Au Sénégal, le président Macky Sall invite l’opposition à dialoguer. Une méthode mise en place par plusieurs présidents africains avant lui, qui n’a pas toujours été suivie d’effets positifs.
Quand on est dans l’opposition, faut-il accepter les mains tendues par les pouvoirs en place, qui proposent généralement d’organiser des dialogues nationaux ? C’est une question complexe sur laquelle même les partis d’opposition ont du mal à s’accorder. Au Sénégal, le président Macky Sall a tendu la main à « toutes les forces vives de la nation », leur proposant un « dialogue » et une « concertation ». L’opposition acceptera-t-elle d’y participer, alors que se profile la présidentielle de 2024 ?
D’aucuns voient dans cet appel du président sénégalais une tentative de manipulation. Il faut dire que les exemples sont nombreux, en Afrique, de dialogues nationaux qui ont desservi les opposants.
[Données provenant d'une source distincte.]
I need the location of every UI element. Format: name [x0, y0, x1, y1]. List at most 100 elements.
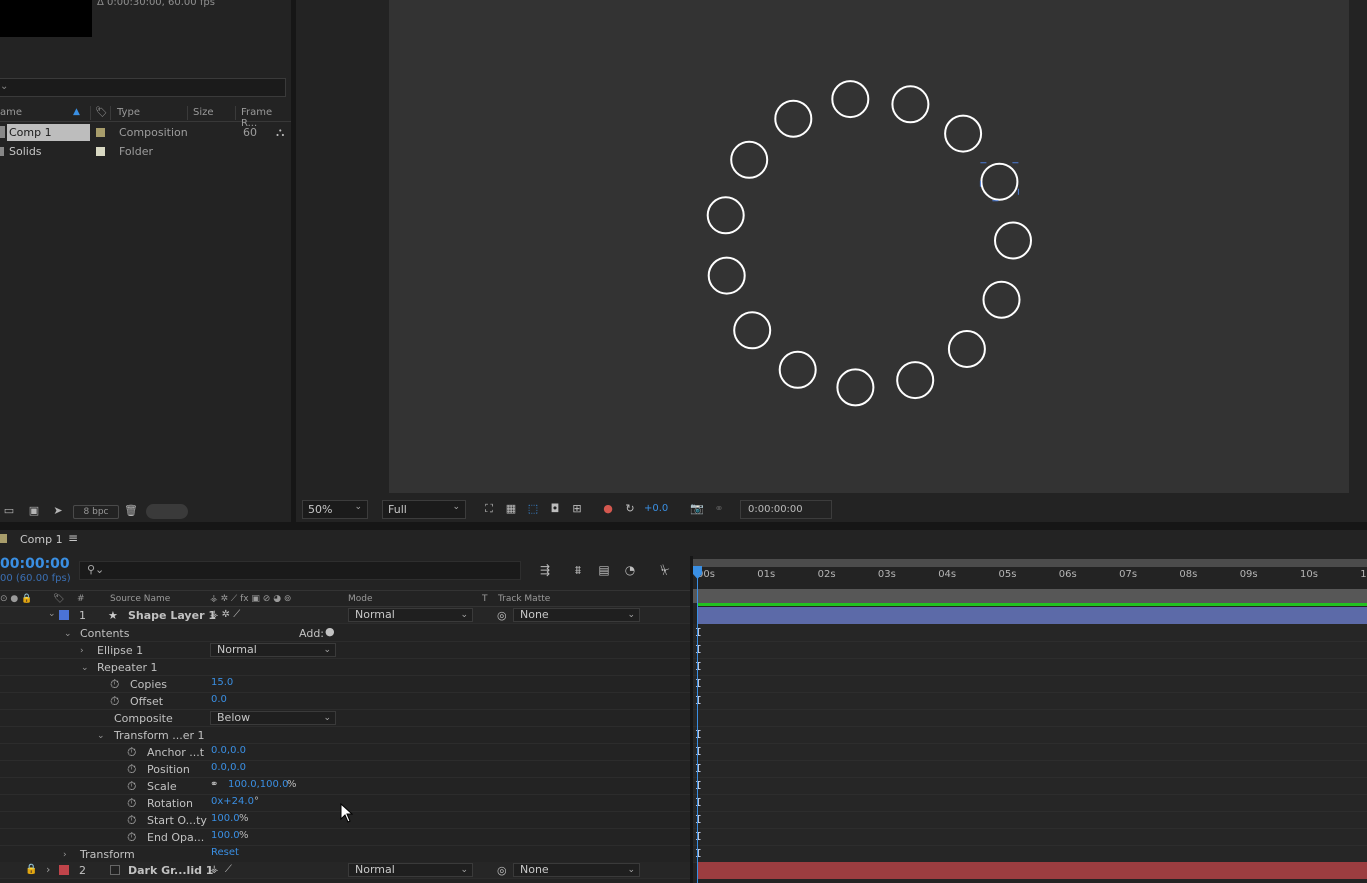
- anchor-value[interactable]: 0.0,0.0: [211, 745, 246, 756]
- panel-divider[interactable]: [0, 522, 1367, 530]
- property-end-opacity[interactable]: ⏱ End Opa... 100.0 %: [0, 829, 690, 846]
- twirl-closed-icon[interactable]: ›: [46, 863, 50, 876]
- composition-flowchart-icon[interactable]: ⇶: [536, 562, 554, 578]
- playhead[interactable]: [697, 566, 698, 883]
- bit-depth-button[interactable]: 8 bpc: [73, 505, 119, 519]
- in-point-marker[interactable]: I: [695, 813, 702, 826]
- thumbnail-size-slider[interactable]: [146, 504, 188, 519]
- panel-menu-icon[interactable]: ≡: [68, 531, 78, 545]
- layer-name[interactable]: Shape Layer 1: [128, 609, 216, 622]
- add-menu-icon[interactable]: ●: [325, 625, 335, 638]
- layer-row[interactable]: 🔒 › 2 Dark Gr...lid 1 ⚶ ⟋ Normal ⌄ ◎ None…: [0, 862, 690, 879]
- twirl-closed-icon[interactable]: ›: [63, 850, 67, 860]
- property-ellipse[interactable]: › Ellipse 1 Normal ⌄: [0, 642, 690, 659]
- repeater-copy-circle[interactable]: [707, 256, 746, 295]
- stopwatch-icon[interactable]: ⏱: [127, 779, 136, 794]
- pickwhip-icon[interactable]: ◎: [497, 864, 507, 877]
- repeater-copy-circle[interactable]: [982, 280, 1021, 319]
- stopwatch-icon[interactable]: ⏱: [110, 677, 119, 692]
- property-transform-repeater[interactable]: ⌄ Transform ...er 1: [0, 727, 690, 744]
- rotation-value[interactable]: 0x+24.0: [211, 796, 254, 807]
- in-point-marker[interactable]: I: [695, 677, 702, 690]
- fast-previews-icon[interactable]: ⛶: [481, 502, 497, 516]
- repeater-copy-circle[interactable]: [944, 114, 983, 153]
- project-search-input[interactable]: [0, 78, 286, 97]
- in-point-marker[interactable]: I: [695, 847, 702, 860]
- label-tag-icon[interactable]: 🏷: [53, 594, 64, 604]
- blend-mode-dropdown[interactable]: Normal ⌄: [348, 863, 473, 877]
- column-source-name[interactable]: Source Name: [110, 594, 170, 604]
- twirl-open-icon[interactable]: ⌄: [81, 663, 89, 673]
- frame-blending-icon[interactable]: ▤: [595, 562, 613, 578]
- lock-icon[interactable]: 🔒: [25, 864, 37, 875]
- property-offset[interactable]: ⏱ Offset 0.0: [0, 693, 690, 710]
- twirl-closed-icon[interactable]: ›: [80, 646, 84, 656]
- show-snapshot-icon[interactable]: ⚭: [711, 502, 727, 516]
- snapshot-camera-icon[interactable]: 📷: [689, 502, 705, 516]
- exposure-value[interactable]: +0.0: [644, 503, 668, 514]
- composite-dropdown[interactable]: Below ⌄: [210, 711, 336, 725]
- property-scale[interactable]: ⏱ Scale ⚭ 100.0,100.0 %: [0, 778, 690, 795]
- new-composition-icon[interactable]: ▣: [27, 505, 41, 517]
- track-matte-dropdown[interactable]: None ⌄: [513, 608, 640, 622]
- current-time[interactable]: 00:00:00: [0, 556, 70, 572]
- motion-blur-icon[interactable]: ◔: [621, 562, 639, 578]
- reset-link[interactable]: Reset: [211, 847, 239, 858]
- property-contents[interactable]: ⌄ Contents Add: ●: [0, 625, 690, 642]
- composition-canvas[interactable]: [389, 0, 1349, 493]
- column-type[interactable]: Type: [117, 107, 140, 118]
- twirl-open-icon[interactable]: ⌄: [97, 731, 105, 741]
- stopwatch-icon[interactable]: ⏱: [127, 762, 136, 777]
- pickwhip-icon[interactable]: ◎: [497, 609, 507, 622]
- label-tag-icon[interactable]: 🏷: [95, 107, 108, 118]
- stopwatch-icon[interactable]: ⏱: [110, 694, 119, 709]
- reset-exposure-icon[interactable]: ↻: [622, 502, 638, 516]
- constrain-proportions-icon[interactable]: ⚭: [210, 779, 218, 790]
- playhead-handle-icon[interactable]: [692, 566, 703, 580]
- column-size[interactable]: Size: [193, 107, 214, 118]
- timeline-search-input[interactable]: [79, 561, 521, 580]
- layer-row[interactable]: ⌄ 1 ★ Shape Layer 1 ⚶ ✲ ⟋ Normal ⌄ ◎ None…: [0, 607, 690, 624]
- property-anchor[interactable]: ⏱ Anchor ...t 0.0,0.0: [0, 744, 690, 761]
- in-point-marker[interactable]: I: [695, 830, 702, 843]
- blend-mode-dropdown[interactable]: Normal ⌄: [348, 608, 473, 622]
- sort-ascending-icon[interactable]: ▲: [73, 107, 80, 117]
- end-opacity-value[interactable]: 100.0: [211, 830, 240, 841]
- label-swatch[interactable]: [96, 147, 105, 156]
- graph-editor-icon[interactable]: ⏧: [656, 562, 674, 578]
- folder-icon[interactable]: ▭: [2, 505, 16, 517]
- layer-duration-bar[interactable]: [697, 607, 1367, 624]
- shy-collapse-icons[interactable]: ⚶ ⟋: [210, 864, 232, 875]
- resolution-dropdown[interactable]: Full ⌄: [382, 500, 466, 519]
- repeater-copy-circle[interactable]: [730, 140, 769, 179]
- repeater-copy-circle[interactable]: [980, 162, 1019, 201]
- property-position[interactable]: ⏱ Position 0.0,0.0: [0, 761, 690, 778]
- in-point-marker[interactable]: I: [695, 796, 702, 809]
- shy-collapse-icons[interactable]: ⚶ ✲ ⟋: [210, 609, 240, 620]
- column-t[interactable]: T: [482, 594, 488, 604]
- property-composite[interactable]: Composite Below ⌄: [0, 710, 690, 727]
- column-track-matte[interactable]: Track Matte: [498, 594, 550, 604]
- in-point-marker[interactable]: I: [695, 779, 702, 792]
- layer-name[interactable]: Dark Gr...lid 1: [128, 864, 213, 877]
- repeater-copy-circle[interactable]: [891, 85, 930, 124]
- stopwatch-icon[interactable]: ⏱: [127, 796, 136, 811]
- stopwatch-icon[interactable]: ⏱: [127, 813, 136, 828]
- track-matte-dropdown[interactable]: None ⌄: [513, 863, 640, 877]
- transparency-grid-icon[interactable]: ▦: [503, 502, 519, 516]
- layer-label-color[interactable]: [59, 865, 69, 875]
- repeater-copy-circle[interactable]: [706, 196, 745, 235]
- scale-value[interactable]: 100.0,100.0: [228, 779, 288, 790]
- repeater-copy-circle[interactable]: [896, 361, 935, 400]
- column-name[interactable]: ame: [0, 107, 22, 118]
- repeater-copy-circle[interactable]: [774, 99, 813, 138]
- av-features-icon[interactable]: ⊙ ● 🔒: [0, 594, 32, 604]
- current-time-field[interactable]: 0:00:00:00: [740, 500, 832, 519]
- work-area-range[interactable]: [693, 589, 1367, 603]
- in-point-marker[interactable]: I: [695, 643, 702, 656]
- flowchart-icon[interactable]: ⛬: [276, 125, 284, 140]
- grid-guides-icon[interactable]: ⊞: [569, 502, 585, 516]
- in-point-marker[interactable]: I: [695, 728, 702, 741]
- project-item-folder[interactable]: Solids Folder: [0, 142, 291, 161]
- repeater-copy-circle[interactable]: [831, 80, 870, 119]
C’est le cas au Gabon où, dernièrement, les leaders politiques réunis lors d’une « concertation politique » qui a duré dix jours ont décidé de ne pas limiter le nombre de mandats du chef de l’État. Une décision qui sera rapidement contestée, puisqu’une partie de l’opposition avait boycotté cet événement.
Si, du côté de Libreville, Ali Bongo veut rapidement inscrire dans la Constitution les décisions prises lors de la fameuse « concertation politique », ailleurs, ce n’est pas toujours le cas. Au Cameroun, fin 2019, un « grand dialogue national » avait été organisé par le pouvoir. Il s’agissait notamment d’évoquer le cas du Cameroun anglophone. Plusieurs recommandations avaient été faites, lors des discussions, parmi lesquelles une proposition de décentralisation. Mais aujourd’hui, rien n’a vraiment bougé.
Les opposants se sentent piégés
C’est un peu le problème des concertations nationales. Si elles aboutissent sur des recommandations ou des propositions, encore faut-il que ces dernières soient appliquées. À BBC, le politologue Aristide Mono estime que, sans close contraignante, les propositions faites lors des débats entre pouvoirs et oppositions « dépendent de la volonté des décideurs, au lieu de s’imposer à eux ». Un autre politologue, le Béninois Joël Atayi-Guedegbe, estime que les pouvoirs ne parlent qu’avec des oppositions qui leurs sont favorables.
Et c’est sans doute là l’enseignement à retenir des concertations nationales. Celles-ci sont, en général, vouées à l’échec car boycottées par une partie de l’opposition. Au Sénégal, on imagine mal Sonko — qui déclare que « celui qui parle de dialogue a lui-même dit qu’on n’a pas besoin de dialogue parce qu’il n’y a aucun problème au Sénégal » —, Wade ou Khalifa Sall accepter la main tendue par Macky Sall, alors que la contestation est leur fond de commerce. Mais ils se sentent piégés : s’ils acceptent, ils devront faire des concessions ; s’ils refusent, ils seront vu comme ceux qui ont refusé d’apaiser la situation.
Alors, quelles solutions ? Les oppositions semblent n’avoir aucun intérêt à dialoguer, elles ont tout à y perdre. À moins d’obtenir des promesses concernant de réelles revendications — libérations de prisonniers politiques, réformes électorales, etc. Reste qu’organiser un dialogue national à la veille d’une élection reste difficile à rendre crédible cette démarche. Pour Joël Atayi-Guedegbe, il faudrait plutôt que les pouvoirs en place en Afrique organisent des « dialogues permanents », pour mieux prendre en compte les points de vue divergents. Et surtout pour éviter que ces dialogues nationaux ponctuels apparaissent comme une tentative de manipulation.